Küba, şu ana kadar gezdiğim ülkeler arasında belki de diğerlerinden en kolay ayrışan, özgün kültürü, politik yapısı ve tarihi ile beni kendisine en çok hayran bırakanlardan birisiydi.
Dört arkadaş bir ay boyunca Küba'da kaldık. Bu süre içinde hem etkilendik hem de şaşırdık. Özellikle konu politika olduğunda halktan aldığımız geri dönüşler, kafamızda soru işaretleri oluşmasına sebep oldu.
Politika
Küba'da olduğumuz dönem Fidel Castro hala hayattaydı. Yerel halka onun hakkında ne düşündüklerini sorduğumuzda sürekli negatif şeyler duyuyorduk. Başta buna anlam veremesek de, hamburgere bir doktorun aylık maaşını ödediğimizde insanların ne kadar fakir olduğunu anladık. Gördüğümüz kadarıyla bunun sebebi Fidel Castro'nun liderlik becerileri değil, Amerika'nın uyguladığı ambargolardı. Pek çok meyve/sebze ülkede iklimsel koşullar sebebi ile yetişmiyordu. Bu ve benzeri temel ihtiyaçları ithal edemeyen Küba'nın eli kolu bağlanmış durumdaydı.

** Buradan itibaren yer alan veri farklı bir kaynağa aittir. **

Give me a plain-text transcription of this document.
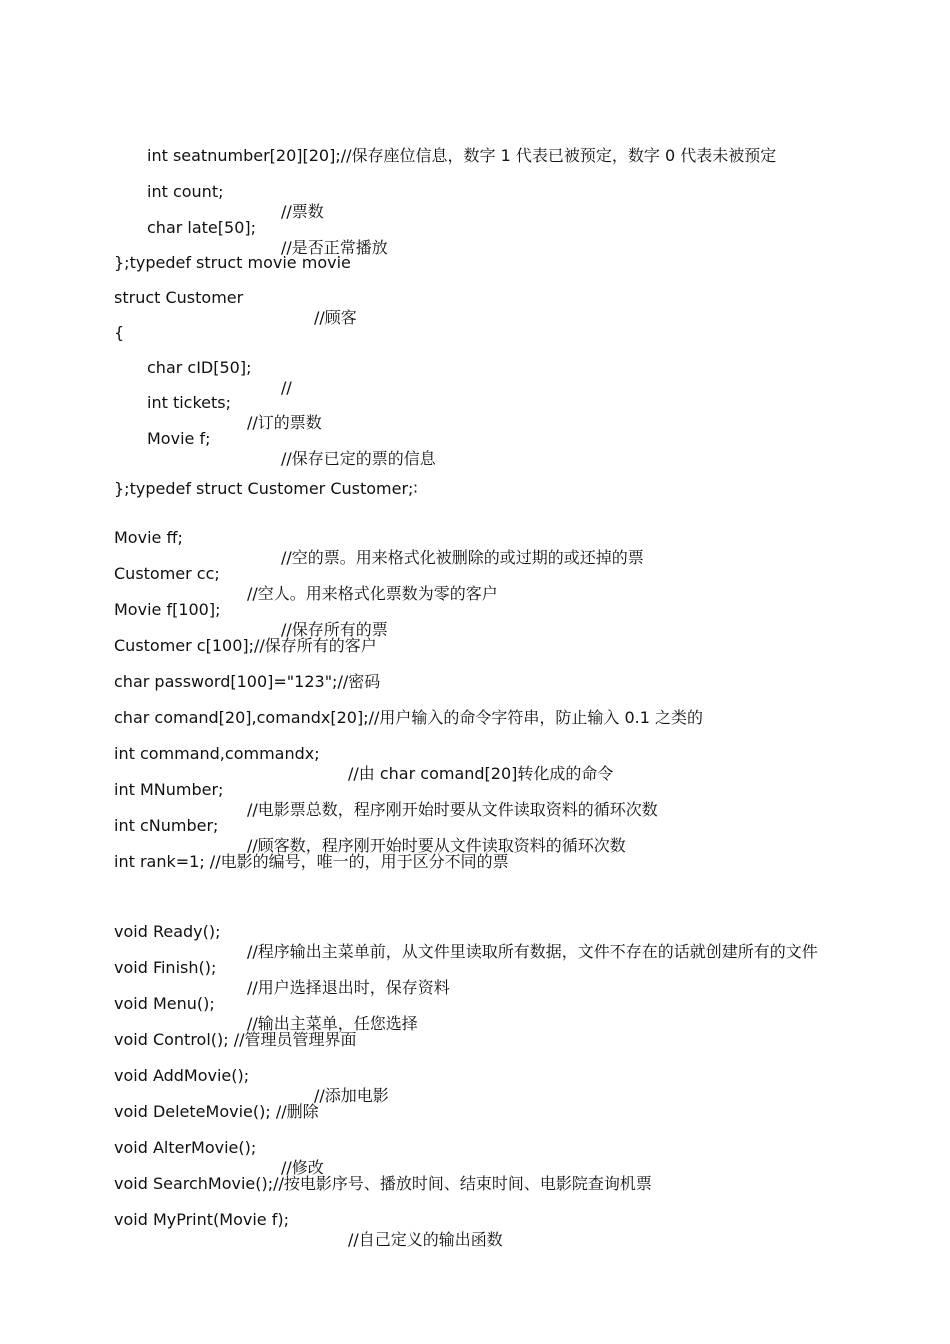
int seatnumber[20][20];//保存座位信息，数字 1 代表已被预定，数字 0 代表未被预定

int count;

//票数

char late[50];

//是否正常播放

};typedef struct movie movie

struct Customer

//顾客

{

char cID[50];

//

int tickets;

//订的票数

Movie f;

//保存已定的票的信息

};typedef struct Customer Customer;∶

Movie ff;

//空的票。用来格式化被删除的或过期的或还掉的票

Customer cc;

//空人。用来格式化票数为零的客户

Movie f[100];

//保存所有的票

Customer c[100];//保存所有的客户

char password[100]="123";//密码

char comand[20],comandx[20];//用户输入的命令字符串，防止输入 0.1 之类的

int command,commandx;

//由 char comand[20]转化成的命令

int MNumber;

//电影票总数，程序刚开始时要从文件读取资料的循环次数

int cNumber;

//顾客数，程序刚开始时要从文件读取资料的循环次数

int rank=1; //电影的编号，唯一的，用于区分不同的票

void Ready();

//程序输出主菜单前，从文件里读取所有数据，文件不存在的话就创建所有的文件

void Finish();

//用户选择退出时，保存资料

void Menu();

//输出主菜单，任您选择

void Control(); //管理员管理界面

void AddMovie();

//添加电影

void DeleteMovie(); //删除

void AlterMovie();

//修改

void SearchMovie();//按电影序号、播放时间、结束时间、电影院查询机票

void MyPrint(Movie f);

//自己定义的输出函数
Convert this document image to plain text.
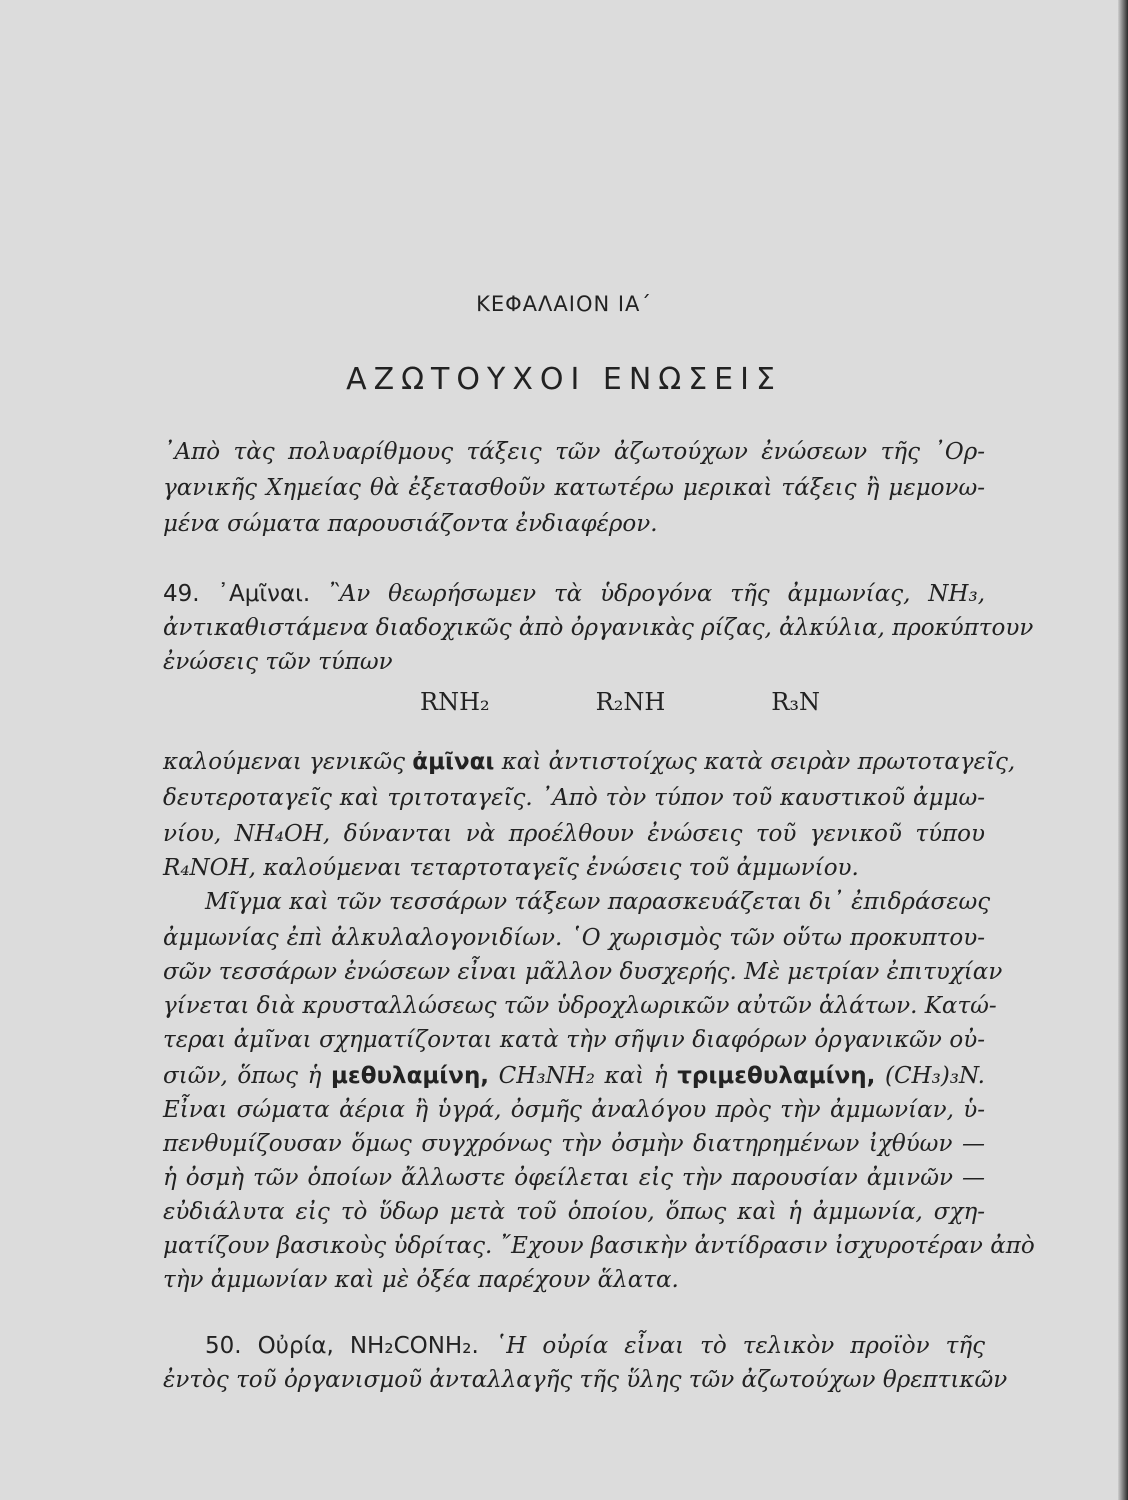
ΚΕΦΑΛΑΙΟΝ ΙΑ΄
ΑΖΩΤΟΥΧΟΙ ΕΝΩΣΕΙΣ
᾿Απὸ τὰς πολυαρίθμους τάξεις τῶν ἀζωτούχων ἐνώσεων τῆς ᾿Ορ-
γανικῆς Χημείας θὰ ἐξετασθοῦν κατωτέρω μερικαὶ τάξεις ἢ μεμονω-
μένα σώματα παρουσιάζοντα ἐνδιαφέρον.
49. ᾿Αμῖναι. ῍Αν θεωρήσωμεν τὰ ὑδρογόνα τῆς ἀμμωνίας, NH₃,
ἀντικαθιστάμενα διαδοχικῶς ἀπὸ ὀργανικὰς ρίζας, ἀλκύλια, προκύπτουν
ἐνώσεις τῶν τύπων
RNH₂	R₂NH	R₃N
καλούμεναι γενικῶς ἀμῖναι καὶ ἀντιστοίχως κατὰ σειρὰν πρωτοταγεῖς,
δευτεροταγεῖς καὶ τριτοταγεῖς. ᾿Απὸ τὸν τύπον τοῦ καυστικοῦ ἀμμω-
νίου, NH₄OH, δύνανται νὰ προέλθουν ἐνώσεις τοῦ γενικοῦ τύπου
R₄NOH, καλούμεναι τεταρτοταγεῖς ἐνώσεις τοῦ ἀμμωνίου.
Μῖγμα καὶ τῶν τεσσάρων τάξεων παρασκευάζεται δι᾿ ἐπιδράσεως
ἀμμωνίας ἐπὶ ἀλκυλαλογονιδίων. ῾Ο χωρισμὸς τῶν οὕτω προκυπτου-
σῶν τεσσάρων ἐνώσεων εἶναι μᾶλλον δυσχερής. Μὲ μετρίαν ἐπιτυχίαν
γίνεται διὰ κρυσταλλώσεως τῶν ὑδροχλωρικῶν αὐτῶν ἁλάτων. Κατώ-
τεραι ἀμῖναι σχηματίζονται κατὰ τὴν σῆψιν διαφόρων ὀργανικῶν οὐ-
σιῶν, ὅπως ἡ μεθυλαμίνη, CH₃NH₂ καὶ ἡ τριμεθυλαμίνη, (CH₃)₃N.
Εἶναι σώματα ἀέρια ἢ ὑγρά, ὀσμῆς ἀναλόγου πρὸς τὴν ἀμμωνίαν, ὑ-
πενθυμίζουσαν ὅμως συγχρόνως τὴν ὀσμὴν διατηρημένων ἰχθύων —
ἡ ὀσμὴ τῶν ὁποίων ἄλλωστε ὀφείλεται εἰς τὴν παρουσίαν ἀμινῶν —
εὐδιάλυτα εἰς τὸ ὕδωρ μετὰ τοῦ ὁποίου, ὅπως καὶ ἡ ἀμμωνία, σχη-
ματίζουν βασικοὺς ὑδρίτας. ῎Εχουν βασικὴν ἀντίδρασιν ἰσχυροτέραν ἀπὸ
τὴν ἀμμωνίαν καὶ μὲ ὀξέα παρέχουν ἅλατα.
50. Οὐρία, NH₂CONH₂. ῾Η οὐρία εἶναι τὸ τελικὸν προϊὸν τῆς
ἐντὸς τοῦ ὀργανισμοῦ ἀνταλλαγῆς τῆς ὕλης τῶν ἀζωτούχων θρεπτικῶν
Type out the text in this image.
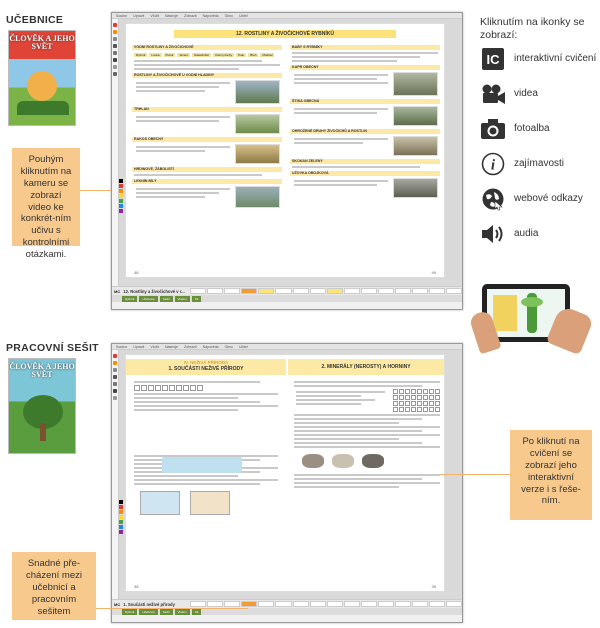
UČEBNICE
ČLOVĚK A JEHO SVĚT
Pouhým kliknutím na kameru se zobrazí video ke konkrét-ním učivu s kontrolními otázkami.
Soubor Upravit Vložit Nástroje Zobrazit Nápověda Okno Učitel
12. ROSTLINY A ŽIVOČICHOVÉ RYBNÍKŮ
VODNÍ ROSTLINY A ŽIVOČICHOVÉ
Rybník	Louka	Potok	Jezero	Rašeliniště	Vodní plochy	Pole	Břeh	Mokřad
ROSTLINY A ŽIVOČICHOVÉ U VODNÍ HLADINY
TRHLAN
RAKOS OBECNÝ
HRDINOVÉ, ŽÁBOLISTÍ
LEKNÍN BÍLÝ
BABY S RYBNÍKY
KAPR OBECNÝ
ŠTIKA OBECNÁ
OHROŽENÉ DRUHY ŽIVOČICHŮ A ROSTLIN
SKOKAN ZELENÝ
UŽOVKA OBOJKOVÁ
48	49
MC 12. Rostliny a živočichové v r...
Rybník	Učebnice	Sešit	Vlastní	Sít
Kliknutím na ikonky se zobrazí:
IC interaktivní cvičení
videa
fotoalba
i zajímavosti
webové odkazy
audia
PRACOVNÍ SEŠIT
ČLOVĚK A JEHO SVĚT
Soubor Upravit Vložit Nástroje Zobrazit Nápověda Okno Učitel
IV. NEŽIVÁ PŘÍRODA
1. SOUČÁSTI NEŽIVÉ PŘÍRODY	2. MINERÁLY (NEROSTY) A HORNINY
38	39
MC 1. Součásti neživé přírody
Rybník	Učebnice	Sešit	Vlastní	Sít
Po kliknutí na cvičení se zobrazí jeho interaktivní verze i s řeše-ním.
Snadné pře-cházení mezi učebnicí a pracovním sešitem
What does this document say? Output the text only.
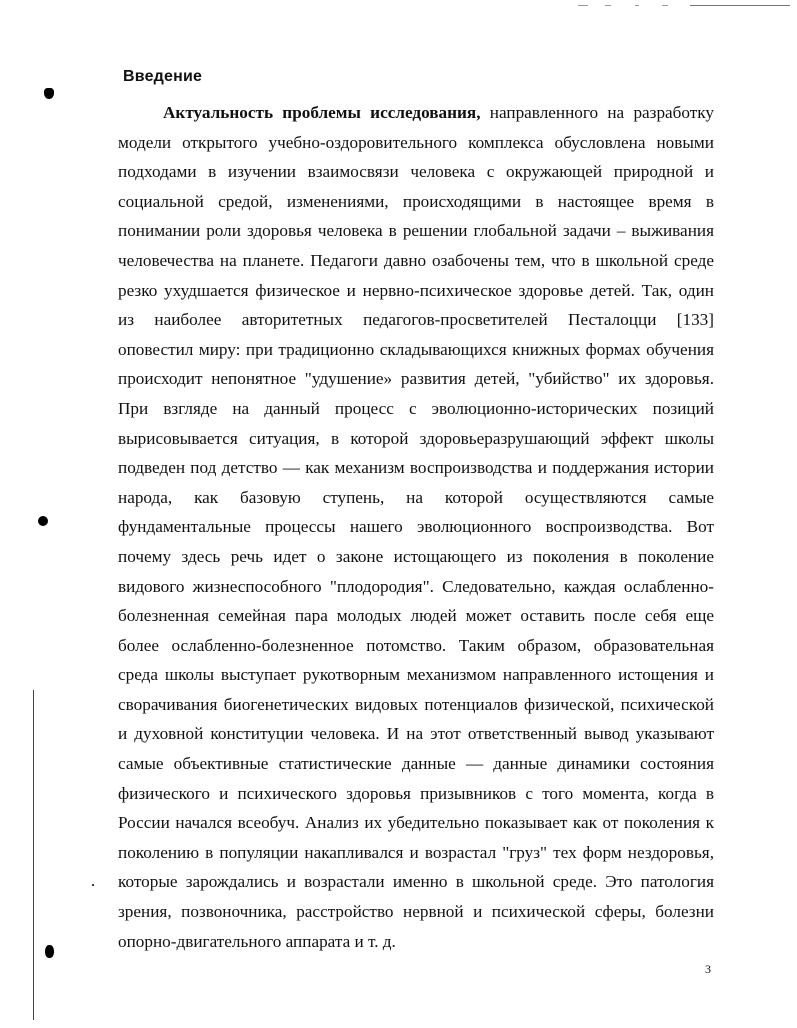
Введение
Актуальность проблемы исследования, направленного на разработку
модели открытого учебно-оздоровительного комплекса обусловлена новыми
подходами в изучении взаимосвязи человека с окружающей природной и
социальной средой, изменениями, происходящими в настоящее время в
понимании роли здоровья человека в решении глобальной задачи – выживания
человечества на планете. Педагоги давно озабочены тем, что в школьной среде
резко ухудшается физическое и нервно-психическое здоровье детей. Так, один
из наиболее авторитетных педагогов-просветителей Песталоцци [133]
оповестил миру: при традиционно складывающихся книжных формах обучения
происходит непонятное "удушение» развития детей, "убийство" их здоровья.
При взгляде на данный процесс с эволюционно-исторических позиций
вырисовывается ситуация, в которой здоровьеразрушающий эффект школы
подведен под детство — как механизм воспроизводства и поддержания истории
народа, как базовую ступень, на которой осуществляются самые
фундаментальные процессы нашего эволюционного воспроизводства. Вот
почему здесь речь идет о законе истощающего из поколения в поколение
видового жизнеспособного "плодородия". Следовательно, каждая ослабленно-
болезненная семейная пара молодых людей может оставить после себя еще
более ослабленно-болезненное потомство. Таким образом, образовательная
среда школы выступает рукотворным механизмом направленного истощения и
сворачивания биогенетических видовых потенциалов физической, психической
и духовной конституции человека. И на этот ответственный вывод указывают
самые объективные статистические данные — данные динамики состояния
физического и психического здоровья призывников с того момента, когда в
России начался всеобуч. Анализ их убедительно показывает как от поколения к
поколению в популяции накапливался и возрастал "груз" тех форм нездоровья,
которые зарождались и возрастали именно в школьной среде. Это патология
зрения, позвоночника, расстройство нервной и психической сферы, болезни
опорно-двигательного аппарата и т. д.
3
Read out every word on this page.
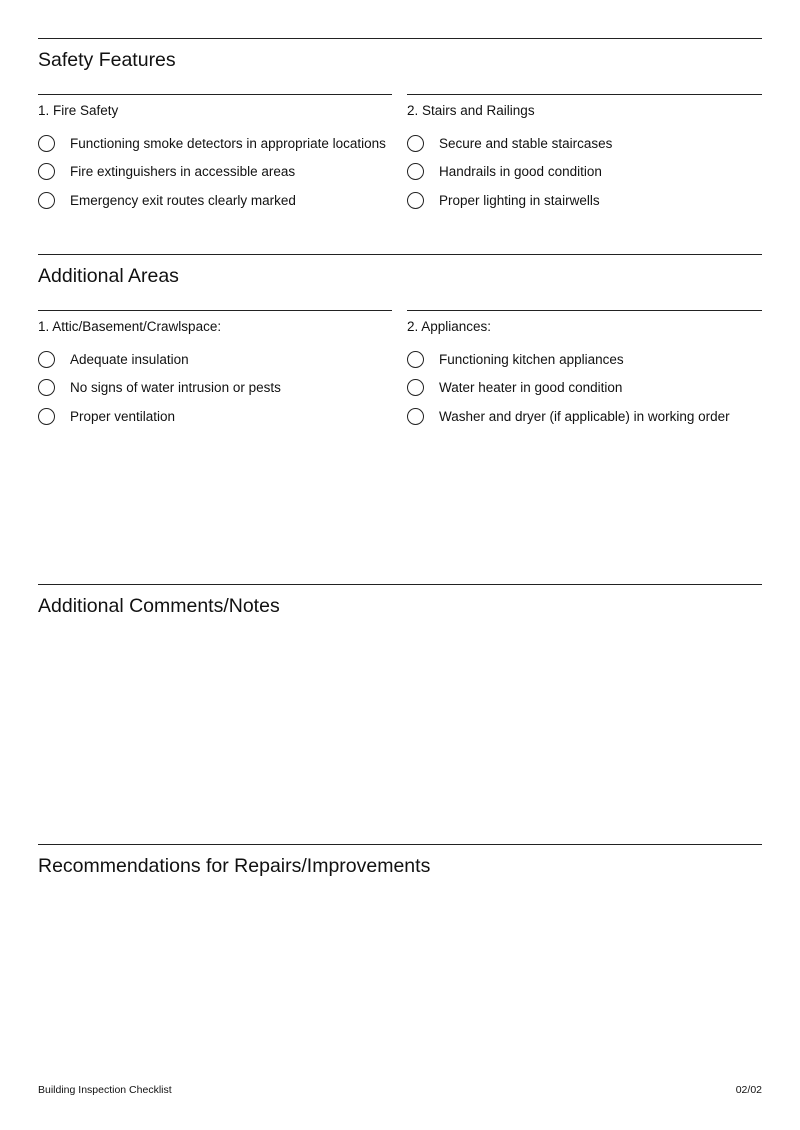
Safety Features
1. Fire Safety
Functioning smoke detectors in appropriate locations
Fire extinguishers in accessible areas
Emergency exit routes clearly marked
2. Stairs and Railings
Secure and stable staircases
Handrails in good condition
Proper lighting in stairwells
Additional Areas
1. Attic/Basement/Crawlspace:
Adequate insulation
No signs of water intrusion or pests
Proper ventilation
2. Appliances:
Functioning kitchen appliances
Water heater in good condition
Washer and dryer (if applicable) in working order
Additional Comments/Notes
Recommendations for Repairs/Improvements
Building Inspection Checklist	02/02
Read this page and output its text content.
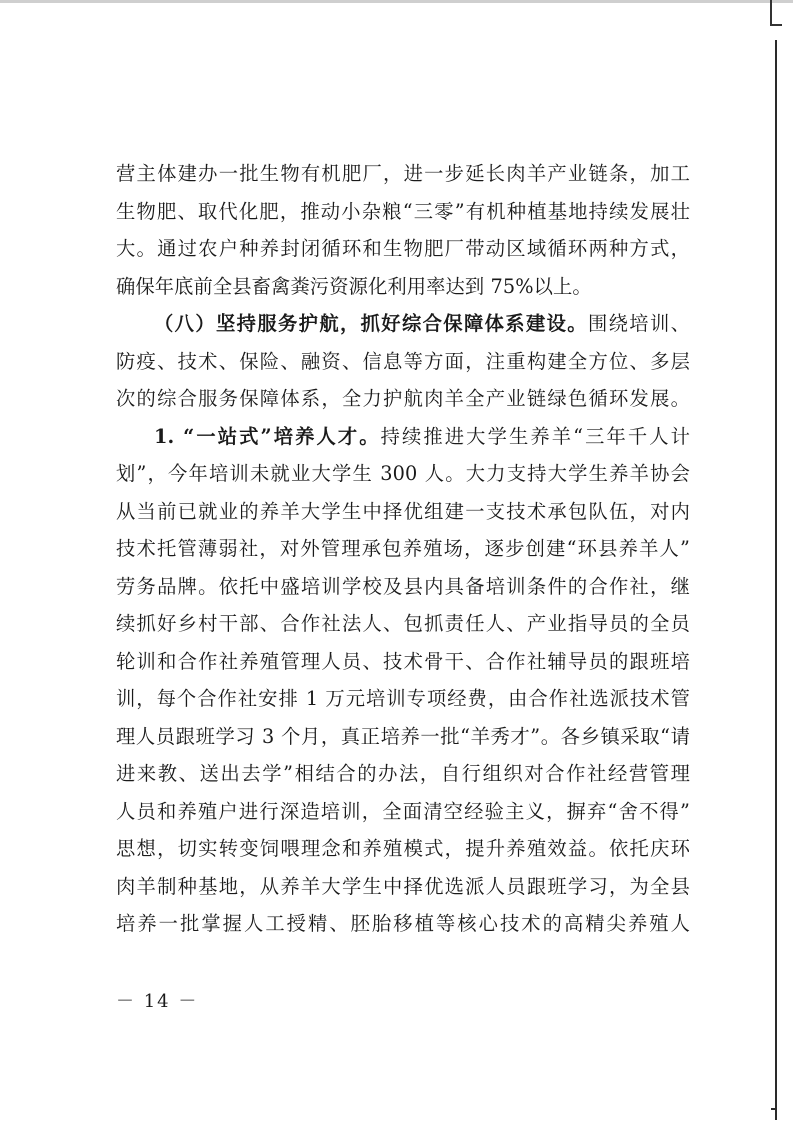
营主体建办一批生物有机肥厂，进一步延长肉羊产业链条，加工
生物肥、取代化肥，推动小杂粮“三零”有机种植基地持续发展壮
大。通过农户种养封闭循环和生物肥厂带动区域循环两种方式，
确保年底前全县畜禽粪污资源化利用率达到 75%以上。
（八）坚持服务护航，抓好综合保障体系建设。围绕培训、
防疫、技术、保险、融资、信息等方面，注重构建全方位、多层
次的综合服务保障体系，全力护航肉羊全产业链绿色循环发展。
1. “一站式”培养人才。持续推进大学生养羊“三年千人计
划”，今年培训未就业大学生 300 人。大力支持大学生养羊协会
从当前已就业的养羊大学生中择优组建一支技术承包队伍，对内
技术托管薄弱社，对外管理承包养殖场，逐步创建“环县养羊人”
劳务品牌。依托中盛培训学校及县内具备培训条件的合作社，继
续抓好乡村干部、合作社法人、包抓责任人、产业指导员的全员
轮训和合作社养殖管理人员、技术骨干、合作社辅导员的跟班培
训，每个合作社安排 1 万元培训专项经费，由合作社选派技术管
理人员跟班学习 3 个月，真正培养一批“羊秀才”。各乡镇采取“请
进来教、送出去学”相结合的办法，自行组织对合作社经营管理
人员和养殖户进行深造培训，全面清空经验主义，摒弃“舍不得”
思想，切实转变饲喂理念和养殖模式，提升养殖效益。依托庆环
肉羊制种基地，从养羊大学生中择优选派人员跟班学习，为全县
培养一批掌握人工授精、胚胎移植等核心技术的高精尖养殖人
－ 14 －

Öte yandan ülkeye kaçak yollardan giren film ve diziler, Küba halkına Amerikan kültürünün en en çekici yanlarını aşılıyordu. Komşunuz lüks içinde güzel bir hayat sürerken onun yanı başında fakirlikten kırıldığınızı hayal edin. İşte bu sebeple sefaletten bıkan Küba halkı kendi liderine düşman olmuş haldeydi.
Eşitsizlik
Bizi en çok şaşırtan şeylerden birisi ülkenin kendi içinde müthiş kontrastlar barındırıyor olmasıydı. Bunu en iyi Havana'dan Varadero'daki beş yıldızlı bir otele geçtiğimizde anladık. Yaşadığımız tecrübe şehir değiştirmekten çok ülke değiştirmek gibiydi. Çünkü Varadero tamamen turistlere hitap eden aşırı lüks otelleri ile meşhur bir yerdi. Komünist olduğunu iddia eden bir ülkenin kendi halkına sağlayamadığı lüks imkanları turistlere sağlaması da bir o kadar ironikti. Che Guevara, portresinin türlü objelere basılıp turistlere satıldığını görse acaba ne düşünürdü? Uğruna savaştığı ülke böyle bir ülke miydi?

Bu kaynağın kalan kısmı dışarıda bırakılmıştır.